Bryte smart bed adjusts throughout the night to help users stay asleep
Tech startup Bryte has designed a robotic bed that can automatically adjust the temperature, customise support for different parts of the body and even rock a person to sleep.
The Bryte Bed is said to be the world's first to sense the body's weight distribution and temperature and adjust its settings throughout the night in response.
It is designed to create the small changes that might make a critical difference to whether a person falls asleep and stays asleep on any given night.
In terms of temperature, Bryte's lead sleep science advisor, Matt Walker, points to research that shows that dropping a person's core body-temperature by one to two degrees celsius during the first two cycles of sleep can increase their deep sleep by up to 40 per cent.

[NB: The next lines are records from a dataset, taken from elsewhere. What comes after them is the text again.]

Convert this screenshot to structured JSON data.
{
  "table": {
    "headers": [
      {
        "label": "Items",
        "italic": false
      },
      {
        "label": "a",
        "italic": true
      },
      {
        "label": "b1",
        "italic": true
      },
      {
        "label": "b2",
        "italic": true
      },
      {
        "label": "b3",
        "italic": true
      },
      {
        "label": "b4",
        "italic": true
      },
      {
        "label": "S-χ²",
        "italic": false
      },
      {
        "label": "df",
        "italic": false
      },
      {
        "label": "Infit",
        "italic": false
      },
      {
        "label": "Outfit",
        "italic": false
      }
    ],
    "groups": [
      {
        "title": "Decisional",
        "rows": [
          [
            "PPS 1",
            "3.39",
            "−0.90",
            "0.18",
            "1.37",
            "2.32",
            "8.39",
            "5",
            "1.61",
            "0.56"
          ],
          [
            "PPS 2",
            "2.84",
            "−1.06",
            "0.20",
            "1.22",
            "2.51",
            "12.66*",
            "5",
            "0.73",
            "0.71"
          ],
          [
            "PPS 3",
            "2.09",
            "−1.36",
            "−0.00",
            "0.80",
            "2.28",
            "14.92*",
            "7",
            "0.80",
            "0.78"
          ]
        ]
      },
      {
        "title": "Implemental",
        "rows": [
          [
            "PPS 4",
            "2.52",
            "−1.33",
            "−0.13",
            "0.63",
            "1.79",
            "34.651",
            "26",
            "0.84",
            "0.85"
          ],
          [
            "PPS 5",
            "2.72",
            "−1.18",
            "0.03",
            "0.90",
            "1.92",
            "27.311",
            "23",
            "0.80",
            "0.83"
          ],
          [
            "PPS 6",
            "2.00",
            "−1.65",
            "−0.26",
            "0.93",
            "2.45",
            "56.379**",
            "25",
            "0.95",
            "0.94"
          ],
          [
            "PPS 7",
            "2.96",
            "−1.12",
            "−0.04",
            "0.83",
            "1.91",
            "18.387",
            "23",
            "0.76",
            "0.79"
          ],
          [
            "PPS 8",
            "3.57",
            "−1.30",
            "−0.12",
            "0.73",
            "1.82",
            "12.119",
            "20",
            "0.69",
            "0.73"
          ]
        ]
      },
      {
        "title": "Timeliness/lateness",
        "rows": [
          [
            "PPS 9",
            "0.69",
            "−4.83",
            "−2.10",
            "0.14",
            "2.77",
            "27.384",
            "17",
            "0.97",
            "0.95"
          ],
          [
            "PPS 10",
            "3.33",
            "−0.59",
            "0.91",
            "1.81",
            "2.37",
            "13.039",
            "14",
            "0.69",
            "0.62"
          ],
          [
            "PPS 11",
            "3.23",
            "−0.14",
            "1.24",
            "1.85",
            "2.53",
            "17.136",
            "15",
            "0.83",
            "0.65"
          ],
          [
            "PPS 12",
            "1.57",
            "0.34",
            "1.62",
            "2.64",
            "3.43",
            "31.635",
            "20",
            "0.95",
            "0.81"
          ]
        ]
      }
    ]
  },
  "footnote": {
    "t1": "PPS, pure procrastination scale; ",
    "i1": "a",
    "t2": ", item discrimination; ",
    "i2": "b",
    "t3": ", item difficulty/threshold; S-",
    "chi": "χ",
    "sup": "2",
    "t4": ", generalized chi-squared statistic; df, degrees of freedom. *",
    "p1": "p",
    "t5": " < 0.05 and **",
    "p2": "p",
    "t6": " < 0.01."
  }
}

With the Bryte Bed, it's possible that sleepers won't ever wake up with the need to grab an extra blanket or kick off their socks.
The bed controls their temperature through a thermoelectric cooling and heating system and adjusts support via up to 100 "active coils", arranged in eight zones for one person or 16 for two. Changes are said to happen noiselessly and subtly through pneumatics.
Most of these changes are automatic — the bed contains sensors that pick up on the current state of the body and environment. The data is processed by the bed's central processing unit and its companion intelligent sleep platform, AIDEN, sends instructions to the coils.
Users are also able to set manual preferences, starting with filling out a sleep assessment designed by Walker.
"Every person sleeps differently, and every person's sleep is different night after night," said Bryte co-founder and CEO John Tompane. "The idea that a static mattress would work for every person, every night, is unreasonable."
Another benefit of the bed is that users can customise the level of support, specifying more for their shoulders but less for their hips, for instance.
There is even an option to be lulled to sleep by activating a subtle wave motion in the coils.
Users can connect the Bryte Bed to other products for a connected home, such as Hue lighting and the Nest thermostat, to programme an integrated bedtime or morning routine, involving steps such as dimming or raising the lights.
Bryte plans to collect the anonymised data of its users and analyse it for future product developments and software updates.
The Bryte Bed comes in queen, king and California king sizes, and can be used with existing bed frames or stand alone with its own base.
It is designed to look like a conventional bed, with no visible gadgetry. Sleepers lie on latex-free luxury hybrid foam with a "natural top-feel" and a Tencel topper.
"It was crucial for us that the Bryte Bed look and feel like a beautiful inviting bed," Tompane told Dezeen. "All of the technology and features needed to be hidden."
Tompane is an entrepreneur who founded Bryte in 2015 with Ely Tsern and Jonny Farringdon. He was inspired by a conversation with a friend, whose wife went through a number of mattresses in search of something that would help her sleep following a horseback-riding accident.
Designs to aid sleep have emerged as a major product category in the smart home market. Nokia makes an under-mattress Sleep tracker while the Yves Behar-designed Rythm headband combines tracking with soothing sound. Car-maker Ford has also experimented with the smart bed, producing a prototype that keeps people on their side of the mattress.
The light from smartphones is often blamed as a contributing factor to the rise in sleep complaints, with designer Lena Saleh creating a set of objects for people to look at instead for her Central Saint Martins graduate project.